描述（申请人提供）：人类细菌病原体A组链球菌（GAS）可引起多种疾病，包括咽炎、坏死性筋膜炎和中毒性休克样综合征。拟议研究的长期目标是促进我们对控制细菌毒力的全球调控机制的理解。新发现的毒力相关的调节机制将成为新型抗菌药物操纵的有吸引力的靶点，从而提高公众健康。小调控RNA（sRNA）代表了GAS和相关病原体中基因调控的一个知之甚少的领域。具体的假设是，sRNA代表了协调GAS毒力的全球调控网络的主要组成部分。这一假设基于以下观察。首先，sRNA调节某些细菌病原体的毒力。其次，生物信息学分析表明，GAS编码56个推定的sRNA。第三，两种sRNA已在GAS中得到实验验证，并且两者都通过迄今未知的机制调节毒力因子的表达。我们的假设将通过以下具体目标进行检验： 1.检验sRNA在GAS中普遍存在并在链球菌物种中保守的假设。sRNA是否代表GAS中的主要调节机制将通过使用定制的Affyellow微阵列来研究，以检测在一系列模拟人类感染的实验条件下转录的sRNA，包括离体和体内疾病模型。这一特定目标的完成将代表对乳杆菌目病原体（包括链球菌和肠球菌）内sRNA的首次全基因组分析，并刺激对人类细菌病原体谱的sRNA研究。 2.检验sRNA调节GAS毒力的假设。

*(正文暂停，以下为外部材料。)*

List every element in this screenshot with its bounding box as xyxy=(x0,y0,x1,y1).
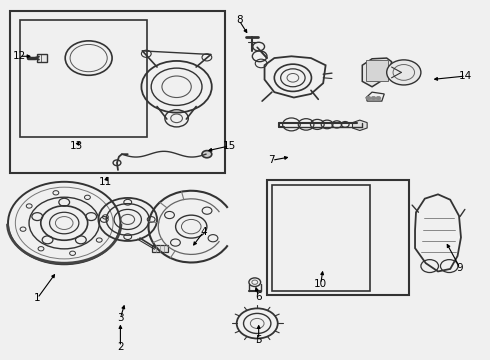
Text: 4: 4 xyxy=(200,227,207,237)
Polygon shape xyxy=(362,58,392,87)
Text: 11: 11 xyxy=(99,177,112,187)
Bar xyxy=(272,185,369,291)
Bar xyxy=(37,54,47,62)
Bar xyxy=(152,245,168,252)
Text: 14: 14 xyxy=(459,71,472,81)
Text: 9: 9 xyxy=(457,263,464,273)
Circle shape xyxy=(366,96,371,100)
Bar xyxy=(20,21,147,137)
Circle shape xyxy=(202,150,212,158)
Polygon shape xyxy=(352,120,367,131)
Text: 13: 13 xyxy=(70,141,83,151)
Circle shape xyxy=(376,96,381,100)
Text: 7: 7 xyxy=(269,155,275,165)
Text: 12: 12 xyxy=(13,51,26,61)
Text: 5: 5 xyxy=(255,334,262,345)
Text: 6: 6 xyxy=(255,292,262,302)
Circle shape xyxy=(387,60,421,85)
Bar xyxy=(267,180,409,295)
Circle shape xyxy=(371,96,376,100)
Bar xyxy=(366,60,388,81)
Text: 15: 15 xyxy=(223,141,236,151)
Text: 10: 10 xyxy=(314,279,327,289)
Text: 3: 3 xyxy=(117,313,123,323)
Bar xyxy=(10,12,225,173)
Text: 1: 1 xyxy=(34,293,41,303)
Text: 2: 2 xyxy=(117,342,123,352)
Text: 8: 8 xyxy=(236,15,243,26)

候选sRNA将基于乳杆菌目病原体之间的序列保守性以及体内生长期间的sRNA表达模式进行分类。将针对12种保守sRNA构建同基因sRNA突变株，并在体外和离体测定毒力特征的改变。随后将在两种侵袭性疾病小鼠模型中检测毒力特征改变的菌株的减毒力。这一特定目标的完成将确定对GAS感染的正常进展至关重要的sRNA，并提供动力来描绘这些调节剂发挥作用的途径，最终目标是通过使用新型抗菌剂来抑制这些途径。 公共卫生相关性：美国每年约有3000万例GAS咽炎病例。拟议的研究将深入了解GAS和相关病原体中基因调控的基本但尚未充分研究的领域，并为研究界提供sRNA位置和表达模式的详细蓝图，以刺激进一步的研究。通过将sRNA毒力调节途径的知识转化为基于新型抗菌剂抑制这些途径的新治疗和/或预防方案的长期目标，可以增强公共卫生。

项目成果

The group A Streptococcus small regulatory RNA FasX enhances streptokinase activity by increasing the stability of the ska mRNA transcript.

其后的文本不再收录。